I mean, a tiny crew in T-shirts and flip-flops is operating the rocket from 20 miles away.
NERD POWER
So the private sector got something done better and more efficiently than the public sector did? Weird.
I am, to put it mildly, not a fan of NASA, but until a private outfit can give a one-ton vehicle escape velocity (27,000 miles an hour), forgive me for not being impressed.
I hope that Space X is successful in getting to orbit next time around.
You would think that all those nerds wandering around Wired would know that the Defense Advanced Research Projects Agency (DARPA) should be capitalized, since it's an acronym and all.
/needless pedantry
I am, to put it mildly, not a fan of NASA, but until a private outfit can give a one-ton vehicle escape velocity (27,000 miles an hour), forgive me for not being impressed.
Working on it! Geez!
Space XXX might be more interesting.
Or Carrie, starring Sissy Space X.
ProLib,
Amen. Of course, here's to hoping they get it off on their first attempt next time as well. All those standdowns cost us a lot of productivity at work...
~Jon
Notice the discrepancy in tone between the article itself -- which acknowledges the challenges yet to be overcome -- and the triumphalist cover. Golly, all those rockets! (Look closely, and most of those that can be identified are in fact products of Old Aerospace; only a -- duplicated -- handful are actually products of the ballyhooed "Private Space Age."

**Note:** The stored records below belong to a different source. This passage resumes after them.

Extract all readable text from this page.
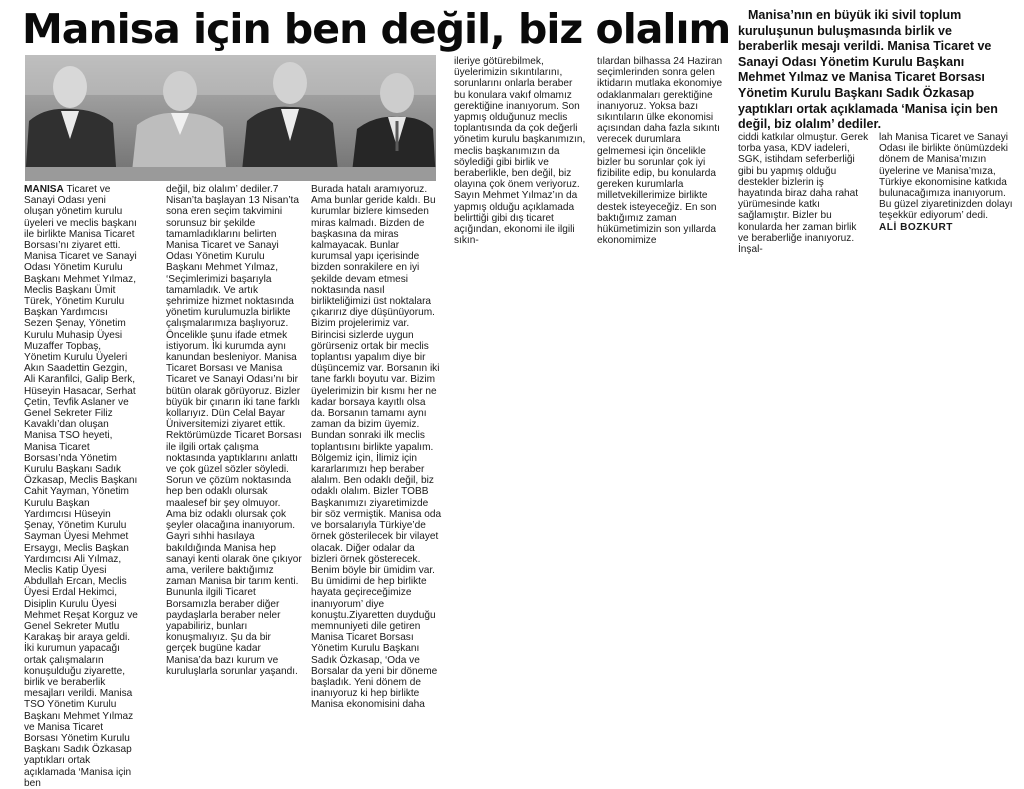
Manisa için ben değil, biz olalım	Manisa’nın en büyük iki sivil toplum kuruluşunun buluşmasında birlik ve beraberlik mesajı verildi. Manisa Ticaret ve Sanayi Odası Yönetim Kurulu Başkanı Mehmet Yılmaz ve Manisa Ticaret Borsası Yönetim Kurulu Başkanı Sadık Özkasap yaptıkları ortak açıklamada ‘Manisa için ben değil, biz olalım’ dediler.

MANISA Ticaret ve Sanayi Odası yeni oluşan yönetim kurulu üyeleri ve meclis başkanı ile birlikte Manisa Ticaret Borsası’nı ziyaret etti. Manisa Ticaret ve Sanayi Odası Yönetim Kurulu Başkanı Mehmet Yılmaz, Meclis Başkanı Ümit Türek, Yönetim Kurulu Başkan Yardımcısı Sezen Şenay, Yönetim Kurulu Muhasip Üyesi Muzaffer Topbaş, Yönetim Kurulu Üyeleri Akın Saadettin Gezgin, Ali Karanfilci, Galip Berk, Hüseyin Hasacar, Serhat Çetin, Tevfik Aslaner ve Genel Sekreter Filiz Kavaklı’dan oluşan Manisa TSO heyeti, Manisa Ticaret Borsası’nda Yönetim Kurulu Başkanı Sadık Özkasap, Meclis Başkanı Cahit Yayman, Yönetim Kurulu Başkan Yardımcısı Hüseyin Şenay, Yönetim Kurulu Sayman Üyesi Mehmet Ersaygı, Meclis Başkan Yardımcısı Ali Yılmaz, Meclis Katip Üyesi Abdullah Ercan, Meclis Üyesi Erdal Hekimci, Disiplin Kurulu Üyesi Mehmet Reşat Korguz ve Genel Sekreter Mutlu Karakaş bir araya geldi. İki kurumun yapacağı ortak çalışmaların konuşulduğu ziyarette, birlik ve beraberlik mesajları verildi. Manisa TSO Yönetim Kurulu Başkanı Mehmet Yılmaz ve Manisa Ticaret Borsası Yönetim Kurulu Başkanı Sadık Özkasap yaptıkları ortak açıklamada ‘Manisa için ben

değil, biz olalım’ dediler.7 Nisan’ta başlayan 13 Nisan’ta sona eren seçim takvimini sorunsuz bir şekilde tamamladıklarını belirten Manisa Ticaret ve Sanayi Odası Yönetim Kurulu Başkanı Mehmet Yılmaz, ‘Seçimlerimizi başarıyla tamamladık. Ve artık şehrimize hizmet noktasında yönetim kurulumuzla birlikte çalışmalarımıza başlıyoruz. Öncelikle şunu ifade etmek istiyorum. İki kurumda aynı kanundan besleniyor. Manisa Ticaret Borsası ve Manisa Ticaret ve Sanayi Odası’nı bir bütün olarak görüyoruz. Bizler büyük bir çınarın iki tane farklı kollarıyız. Dün Celal Bayar Üniversitemizi ziyaret ettik. Rektörümüzde Ticaret Borsası ile ilgili ortak çalışma noktasında yaptıklarını anlattı ve çok güzel sözler söyledi. Sorun ve çözüm noktasında hep ben odaklı olursak maalesef bir şey olmuyor. Ama biz odaklı olursak çok şeyler olacağına inanıyorum. Gayri sıhhi hasılaya bakıldığında Manisa hep sanayi kenti olarak öne çıkıyor ama, verilere baktığımız zaman Manisa bir tarım kenti. Bununla ilgili Ticaret Borsamızla beraber diğer paydaşlarla beraber neler yapabiliriz, bunları konuşmalıyız. Şu da bir gerçek bugüne kadar Manisa’da bazı kurum ve kuruluşlarla sorunlar yaşandı.

Burada hatalı aramıyoruz. Ama bunlar geride kaldı. Bu kurumlar bizlere kimseden miras kalmadı. Bizden de başkasına da miras kalmayacak. Bunlar kurumsal yapı içerisinde bizden sonrakilere en iyi şekilde devam etmesi noktasında nasıl birlikteliğimizi üst noktalara çıkarırız diye düşünüyorum. Bizim projelerimiz var. Birincisi sizlerde uygun görürseniz ortak bir meclis toplantısı yapalım diye bir düşüncemiz var. Borsanın iki tane farklı boyutu var. Bizim üyelerimizin bir kısmı her ne kadar borsaya kayıtlı olsa da. Borsanın tamamı aynı zaman da bizim üyemiz. Bundan sonraki ilk meclis toplantısını birlikte yapalım. Bölgemiz için, İlimiz için kararlarımızı hep beraber alalım. Ben odaklı değil, biz odaklı olalım. Bizler TOBB Başkanımızı ziyaretimizde bir söz vermiştik. Manisa oda ve borsalarıyla Türkiye’de örnek gösterilecek bir vilayet olacak. Diğer odalar da bizleri örnek gösterecek. Benim böyle bir ümidim var. Bu ümidimi de hep birlikte hayata geçireceğimize inanıyorum’ diye konuştu.Ziyaretten duyduğu memnuniyeti dile getiren Manisa Ticaret Borsası Yönetim Kurulu Başkanı Sadık Özkasap, ‘Oda ve Borsalar da yeni bir döneme başladık. Yeni dönem de inanıyoruz ki hep birlikte Manisa ekonomisini daha

ileriye götürebilmek, üyelerimizin sıkıntılarını, sorunlarını onlarla beraber bu konulara vakıf olmamız gerektiğine inanıyorum. Son yapmış olduğunuz meclis toplantısında da çok değerli yönetim kurulu başkanımızın, meclis başkanımızın da söylediği gibi birlik ve beraberlikle, ben değil, biz olayına çok önem veriyoruz. Sayın Mehmet Yılmaz’ın da yapmış olduğu açıklamada belirttiği gibi dış ticaret açığından, ekonomi ile ilgili sıkın-

tılardan bilhassa 24 Haziran seçimlerinden sonra gelen iktidarın mutlaka ekonomiye odaklanmaları gerektiğine inanıyoruz. Yoksa bazı sıkıntıların ülke ekonomisi açısından daha fazla sıkıntı verecek durumlara gelmemesi için öncelikle bizler bu sorunlar çok iyi fizibilite edip, bu konularda gereken kurumlarla milletvekillerimize birlikte destek isteyeceğiz. En son baktığımız zaman hükümetimizin son yıllarda ekonomimize

ciddi katkılar olmuştur. Gerek torba yasa, KDV iadeleri, SGK, istihdam seferberliği gibi bu yapmış olduğu destekler bizlerin iş hayatında biraz daha rahat yürümesinde katkı sağlamıştır. Bizler bu konularda her zaman birlik ve beraberliğe inanıyoruz. İnşal-

lah Manisa Ticaret ve Sanayi Odası ile birlikte önümüzdeki dönem de Manisa’mızın üyelerine ve Manisa’mıza, Türkiye ekonomisine katkıda bulunacağımıza inanıyorum. Bu güzel ziyaretinizden dolayı teşekkür ediyorum’ dedi.

ALİ BOZKURT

The private sector will do it, and they'll do it better. It's just going to take some time. They can't throw billions of dollars at every project, after all. We're talking about a sustained space economy, too, not 5-6 shot deals.
We can agree that "it's just going to take some time." What I'm questioning is the breathless attitude embodied in the WIRED cover (and some H&R responders) that now things are really going to speed up because lean mean entrepreneurs are taking over from big sluggish gummint.
By far the greater part of the difficulties -- limited demand and far-off ROI, limited headroom in current technologies -- have little to do with whether the effort is public or private.